This guide demonstrates how to construct a very simple spectroscope.
Spectroscopes are simple devices often using a diffraction grating or prism to split visible light into a spectrum. Often used to look at stars or gemstones, the resultant spectrum enables the viewer to determine the makeup of the star or gem in question. Different wavelengths (colours) are absorbed and reflected by different minerals and gases and so because each star or type of gemstone has different physical properties, the spectrum created by each is unique, reflecting which types of gas or mineral it contains. In science we use spectroscopes to view different light sources such as filament lamps and candle flames. Each source gives a different spectral configuration.
Fig 1 shows a rectangular box and an old CD which are the main components that make up this model. The type of box which houses aluminium foil is perfect for this. The CD must be free of scratches to ensure a clean spectral image.

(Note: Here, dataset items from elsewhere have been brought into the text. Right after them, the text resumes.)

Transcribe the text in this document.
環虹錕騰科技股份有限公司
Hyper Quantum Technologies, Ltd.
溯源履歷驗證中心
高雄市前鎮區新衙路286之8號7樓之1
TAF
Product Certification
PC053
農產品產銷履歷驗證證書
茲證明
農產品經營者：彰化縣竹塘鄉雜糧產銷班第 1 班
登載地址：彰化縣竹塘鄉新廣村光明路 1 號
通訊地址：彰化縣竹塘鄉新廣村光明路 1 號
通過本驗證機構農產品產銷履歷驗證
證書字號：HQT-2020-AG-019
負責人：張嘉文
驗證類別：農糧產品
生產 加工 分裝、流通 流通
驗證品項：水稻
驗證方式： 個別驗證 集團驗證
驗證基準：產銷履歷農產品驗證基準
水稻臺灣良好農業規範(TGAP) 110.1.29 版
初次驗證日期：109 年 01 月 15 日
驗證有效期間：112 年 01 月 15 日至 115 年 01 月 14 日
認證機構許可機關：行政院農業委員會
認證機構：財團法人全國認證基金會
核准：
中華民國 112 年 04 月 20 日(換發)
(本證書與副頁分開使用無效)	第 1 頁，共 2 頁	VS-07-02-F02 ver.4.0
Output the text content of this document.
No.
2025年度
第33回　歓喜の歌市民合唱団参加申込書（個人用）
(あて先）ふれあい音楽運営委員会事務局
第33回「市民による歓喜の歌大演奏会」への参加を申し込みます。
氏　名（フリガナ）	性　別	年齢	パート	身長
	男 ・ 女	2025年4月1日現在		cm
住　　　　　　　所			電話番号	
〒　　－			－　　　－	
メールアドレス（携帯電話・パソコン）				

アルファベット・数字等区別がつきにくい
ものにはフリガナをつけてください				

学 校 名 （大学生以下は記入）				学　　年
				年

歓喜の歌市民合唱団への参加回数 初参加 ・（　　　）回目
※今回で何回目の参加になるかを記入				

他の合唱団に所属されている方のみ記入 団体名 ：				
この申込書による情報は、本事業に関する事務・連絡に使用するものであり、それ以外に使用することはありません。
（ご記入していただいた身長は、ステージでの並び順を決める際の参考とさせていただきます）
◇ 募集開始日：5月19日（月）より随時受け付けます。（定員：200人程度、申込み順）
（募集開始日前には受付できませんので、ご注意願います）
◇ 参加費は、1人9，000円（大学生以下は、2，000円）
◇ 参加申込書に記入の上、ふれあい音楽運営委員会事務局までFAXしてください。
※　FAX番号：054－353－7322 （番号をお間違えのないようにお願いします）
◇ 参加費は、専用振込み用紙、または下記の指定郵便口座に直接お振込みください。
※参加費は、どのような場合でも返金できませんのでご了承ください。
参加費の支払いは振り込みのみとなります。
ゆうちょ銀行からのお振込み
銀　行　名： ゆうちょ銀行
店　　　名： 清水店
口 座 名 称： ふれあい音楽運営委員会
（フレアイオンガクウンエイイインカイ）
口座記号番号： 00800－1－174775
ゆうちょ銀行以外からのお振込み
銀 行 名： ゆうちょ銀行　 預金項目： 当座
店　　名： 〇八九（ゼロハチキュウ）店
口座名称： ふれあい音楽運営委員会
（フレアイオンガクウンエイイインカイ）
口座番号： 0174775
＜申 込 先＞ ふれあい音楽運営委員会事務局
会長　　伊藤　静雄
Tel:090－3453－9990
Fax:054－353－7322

Fig 2 shows the slit which has been cut into one end section of the box. Use a craft knife to cut a small slit no more than 3mm wide. This aperture will allow light to pass through and towards the CD face. Make sure the sides of the slit are straight and clean of debris.
Fig 3 shows a cut out section on the top of the box. This will allow the CD to be positioned and will allow the viewer to look into the box to view the spectra. If cutting the hole in the top compromises the strength of the box, Add some sticky tape to secure the sides. The size of the hole needs to be approximately ¾ the width of the CD.
Fig 4 and fig 5 show the CD in place. Two slits first need to be cut into the sides of the box at 60° to the horizontal. The CD then needs to be slotted in so that the centre of the CD is in line with the top of the box. Secure the CD with sticky tape. Look into the box at the CD face and ensure you can see the end slit reflected in the surface of the CD.
Fig 6 shows the path of the light which enters the slit and where the viewer should look to see the spectra.
Fig 7 shows the kind of spectra you should be able to view using this model. Point the slit end at a filament lamp in a darkened room to get a good effect. Viewing different types of lighting eg; fluorescent tubes, candle flames, coloured bulbs etc give dramatically different spectral bands of different colours. These bands can help identify the source gas or type of filament being viewed.